Dr, Shuller put his hand gently on Coach’s shoulder, smiled in a sincere way while looking him right in the eye, and said in a quiet voice. “I know how you feel. I’m the same way at times, but consider these solutions for a minute ….
“First off, I don’t know how you think you ought to feel. I can only say I’ve never gotten any kind of feeling either. But the big thing is that when we get to heaven, nobody is going to ask us how we feel. Feeling has nothing at all to do with it. It’s about faith, not feeling.
“Secondly, your story about the prophet sending a bear to eat up some kids is not quite what I got when I read that, but it doesn’t matter. Coach, it says elsewhere in the Bible that there are parts of the Bible none of us will understand until we get to the Kingdom,” Dr. Shuller continued in his warm way.
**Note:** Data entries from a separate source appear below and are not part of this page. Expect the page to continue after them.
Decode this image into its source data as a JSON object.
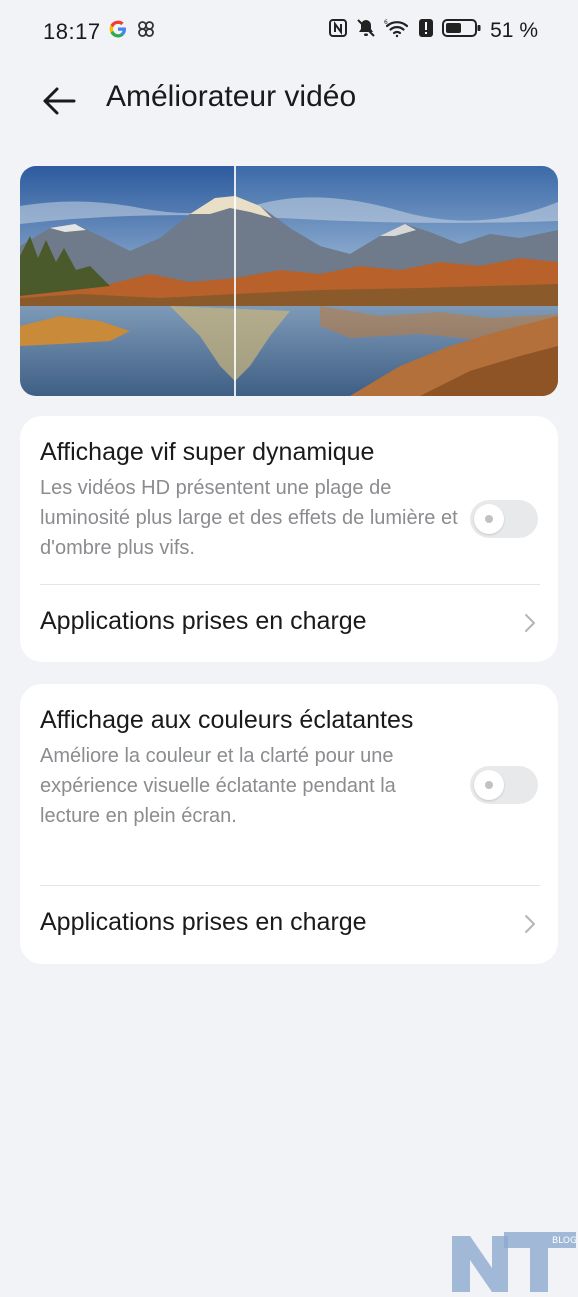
{
  "status_bar": {
    "time": "18:17",
    "battery": "51 %",
    "icons": [
      "google-icon",
      "pinwheel-icon",
      "nfc-icon",
      "bell-muted-icon",
      "wifi-icon",
      "alert-icon",
      "battery-icon"
    ]
  },
  "header": {
    "back_icon": "arrow-left-icon",
    "title": "Améliorateur vidéo"
  },
  "preview": {
    "description_icon": "landscape-preview"
  },
  "settings": [
    {
      "title": "Affichage vif super dynamique",
      "description": "Les vidéos HD présentent une plage de luminosité plus large et des effets de lumière et d'ombre plus vifs.",
      "enabled": false,
      "link_label": "Applications prises en charge"
    },
    {
      "title": "Affichage aux couleurs éclatantes",
      "description": "Améliore la couleur et la clarté pour une expérience visuelle éclatante pendant la lecture en plein écran.",
      "enabled": false,
      "link_label": "Applications prises en charge"
    }
  ],
  "watermark": {
    "letters": "NT",
    "tag": "BLOG"
  },
  "colors": {
    "background": "#f1f3f6",
    "card": "#ffffff",
    "text_primary": "#1a1a1a",
    "text_secondary": "#8a8c8f",
    "toggle_off": "#e8e9eb"
  }
}
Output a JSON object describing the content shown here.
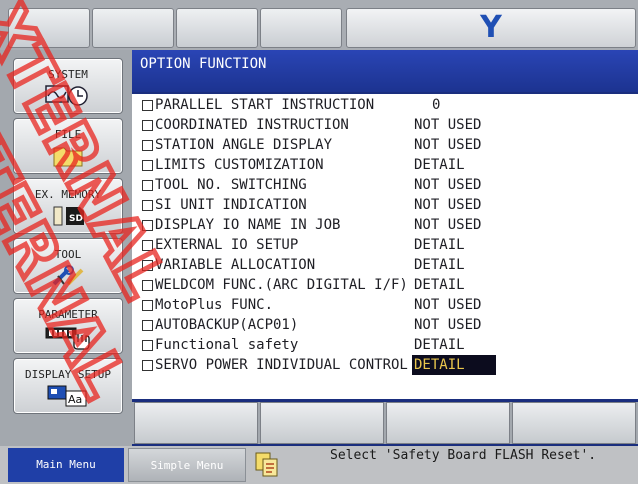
{
  "header": {
    "logo_letter": "Y"
  },
  "main_menu": [
    {
      "label": "SYSTEM",
      "icon": "clock-icon"
    },
    {
      "label": "FILE",
      "icon": "folder-icon"
    },
    {
      "label": "EX. MEMORY",
      "icon": "sd-card-icon"
    },
    {
      "label": "TOOL",
      "icon": "tool-icon"
    },
    {
      "label": "PARAMETER",
      "icon": "parameter-icon"
    },
    {
      "label": "DISPLAY SETUP",
      "icon": "display-setup-icon"
    }
  ],
  "screen": {
    "title": "OPTION FUNCTION",
    "rows": [
      {
        "label": "PARALLEL START INSTRUCTION",
        "value": "0"
      },
      {
        "label": "COORDINATED INSTRUCTION",
        "value": "NOT USED"
      },
      {
        "label": "STATION ANGLE DISPLAY",
        "value": "NOT USED"
      },
      {
        "label": "LIMITS CUSTOMIZATION",
        "value": "DETAIL"
      },
      {
        "label": "TOOL NO. SWITCHING",
        "value": "NOT USED"
      },
      {
        "label": "SI UNIT INDICATION",
        "value": "NOT USED"
      },
      {
        "label": "DISPLAY IO NAME IN JOB",
        "value": "NOT USED"
      },
      {
        "label": "EXTERNAL IO SETUP",
        "value": "DETAIL"
      },
      {
        "label": "VARIABLE ALLOCATION",
        "value": "DETAIL"
      },
      {
        "label": "WELDCOM FUNC.(ARC DIGITAL I/F)",
        "value": "DETAIL"
      },
      {
        "label": "MotoPlus FUNC.",
        "value": "NOT USED"
      },
      {
        "label": "AUTOBACKUP(ACP01)",
        "value": "NOT USED"
      },
      {
        "label": "Functional safety",
        "value": "DETAIL"
      },
      {
        "label": "SERVO POWER INDIVIDUAL CONTROL",
        "value": "DETAIL",
        "selected": true
      }
    ]
  },
  "footer": {
    "main_menu_label": "Main Menu",
    "simple_menu_label": "Simple Menu",
    "status_message": "Select 'Safety Board FLASH Reset'."
  },
  "watermark": {
    "text": "XTERNAL"
  },
  "colors": {
    "title_bar": "#1c3390",
    "selection_bg": "#0c0c1e",
    "selection_fg": "#e9c64d",
    "logo": "#1f4fb4",
    "watermark": "#e8251f"
  }
}
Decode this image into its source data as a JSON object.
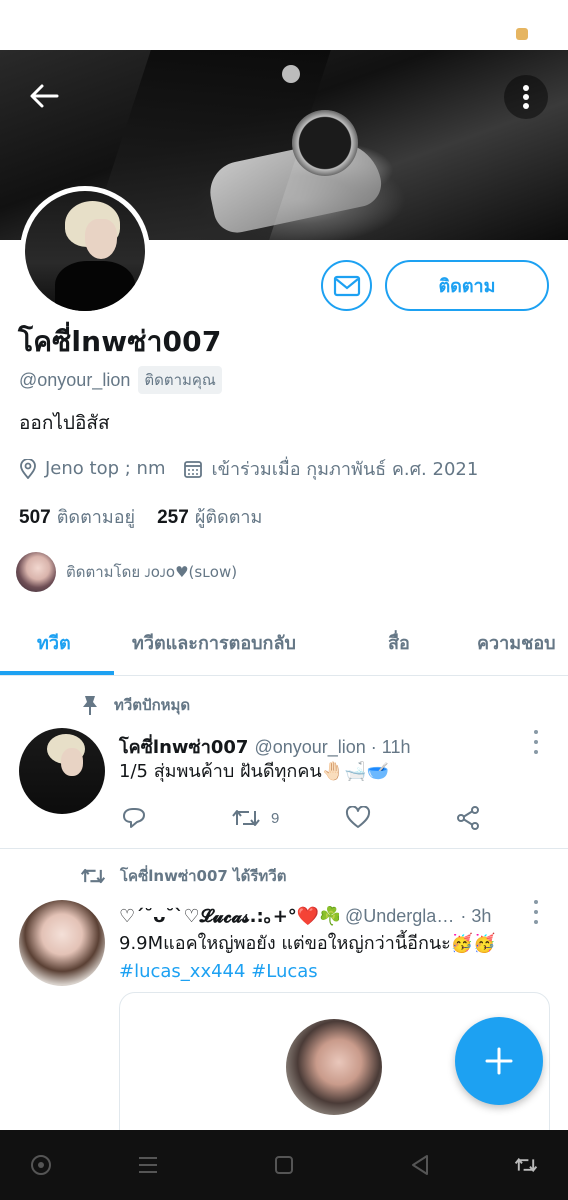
{
  "header": {
    "back_icon": "arrow-left-icon",
    "more_icon": "vertical-dots-icon"
  },
  "profile": {
    "display_name": "โคซี่lnwซ่า007",
    "handle": "@onyour_lion",
    "follows_you": "ติดตามคุณ",
    "bio": "ออกไปอิสัส",
    "location": "Jeno top ; nm",
    "joined": "เข้าร่วมเมื่อ กุมภาพันธ์ ค.ศ. 2021",
    "following_count": "507",
    "following_label": "ติดตามอยู่",
    "followers_count": "257",
    "followers_label": "ผู้ติดตาม",
    "followed_by": "ติดตามโดย ᴊᴏᴊᴏ♥(sʟᴏᴡ)",
    "follow_button": "ติดตาม",
    "accent_color": "#1da1f2"
  },
  "tabs": [
    {
      "label": "ทวีต",
      "active": true
    },
    {
      "label": "ทวีตและการตอบกลับ",
      "active": false
    },
    {
      "label": "สื่อ",
      "active": false
    },
    {
      "label": "ความชอบ",
      "active": false
    }
  ],
  "tweets": [
    {
      "context": "ทวีตปักหมุด",
      "display_name": "โคซี่lnwซ่า007",
      "handle_time": "@onyour_lion · 11h",
      "text": "1/5 สุ่มพนค้าบ ฝันดีทุกคน🤚🏻🛁🥣",
      "retweets": "9"
    },
    {
      "context": "โคซี่lnwซ่า007 ได้รีทวีต",
      "display_name": "♡ˊ˘ᴗ˘ˋ♡𝓛𝓾𝓬𝓪𝓼.:｡+°❤️☘️",
      "handle": "@Undergla…",
      "time": "· 3h",
      "text": "9.9Mแอคใหญ่พอยัง แต่ขอใหญ่กว่านี้อีกนะ🥳🥳",
      "hashtags": "#lucas_xx444 #Lucas"
    }
  ],
  "fab": {
    "icon": "plus-icon"
  },
  "nav": [
    "circle-icon",
    "menu-icon",
    "square-icon",
    "back-triangle-icon",
    "switch-icon"
  ]
}
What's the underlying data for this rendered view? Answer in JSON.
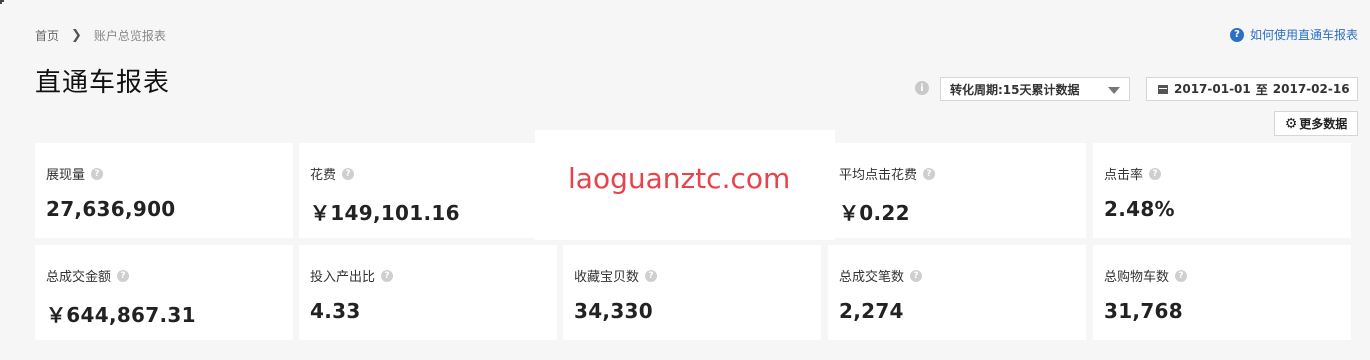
{
  "breadcrumb": {
    "home": "首页",
    "current": "账户总览报表"
  },
  "help": {
    "label": "如何使用直通车报表"
  },
  "page_title": "直通车报表",
  "period_select": {
    "value": "转化周期:15天累计数据"
  },
  "date_range": {
    "start": "2017-01-01",
    "sep": "至",
    "end": "2017-02-16"
  },
  "more_button": {
    "label": "更多数据"
  },
  "watermark": "laoguanztc.com",
  "metrics": [
    {
      "label": "展现量",
      "value": "27,636,900"
    },
    {
      "label": "花费",
      "value": "￥149,101.16"
    },
    {
      "label": "",
      "value": ""
    },
    {
      "label": "平均点击花费",
      "value": "￥0.22"
    },
    {
      "label": "点击率",
      "value": "2.48%"
    },
    {
      "label": "总成交金额",
      "value": "￥644,867.31"
    },
    {
      "label": "投入产出比",
      "value": "4.33"
    },
    {
      "label": "收藏宝贝数",
      "value": "34,330"
    },
    {
      "label": "总成交笔数",
      "value": "2,274"
    },
    {
      "label": "总购物车数",
      "value": "31,768"
    }
  ]
}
“There’s one more thing. I don’t believe that when we get to heaven anyone’s going to ask if we believe everything in the Bible. It was put here as a rule book, a guide for use to follow. Don’t let the way you interpret one or two verses take away from what the Bible can mean in your life. But, when you get to heaven, the Bible won’t be part of the conversation.
“Now, the big one .. you do some things you say you ought’n to do. We all do. We try hard to avoid all the traps, all the potholes, all the obstacles, and we as humans fail at times. The goal is just like you tell your players. Do the best you can.
“When you get knocked down,” Dr. Shuller raised his eyebrows, “then get back up and try again to do your very best. It says that in the Bible.”
Then Shuller, when he recalled the incident years later, did something he had never done before when talking with a struggler.
“I had a simple index card in my shirt pocket, one I’d jot notes to myself during the day, so I pulled it out and wrote on that card, ‘All ye who come unto me I will be no means cast away.’ Then I drew a single line under it and handed it to Coach Bryant.
“Coach, you believe that?”
“Yessir, I do,” answered Bear Bryant so Dr. Shuller gently responded, “Then sign it.”
“I don’t know whether I should do that right now. I don’t know that now’s the time,” said Coach Bryant, the humanly struggle so strong within him,” and Dr. Shuller again put his hand on Coach’s shoulder and said, “I don’t know whether this plane will land in a little while, either.”
Coach Bryant locked eyes with Dr. Shuller and said simply, “Gimme your pen.”
Years later Dr. Shuller’s eyes glistened as he told how Coach Bryant signed his name on that card and then reached in his pant’s pocket to pull out his wallet.
“That wallet was thick and had these big rubber bands around it. Coach Bryant took that card and he folded it, creasing it with those crooked fingers and then he folded the card again before tucking it in his wallet,” Dr. Shuler told me.
Then he said, “Coach Bryant looked me in the eye, said a simple ‘Thank you’ and went back to his seat on the airplane. Six weeks after that, Bear Bryant died.”
I think about Robert Shuller sometimes. I’ve read his book and, yesterday, saw him on TV. I’ve also got a card just like he gave Coach Bryant in my own wallet.
God said it. I believe it. And I signed it.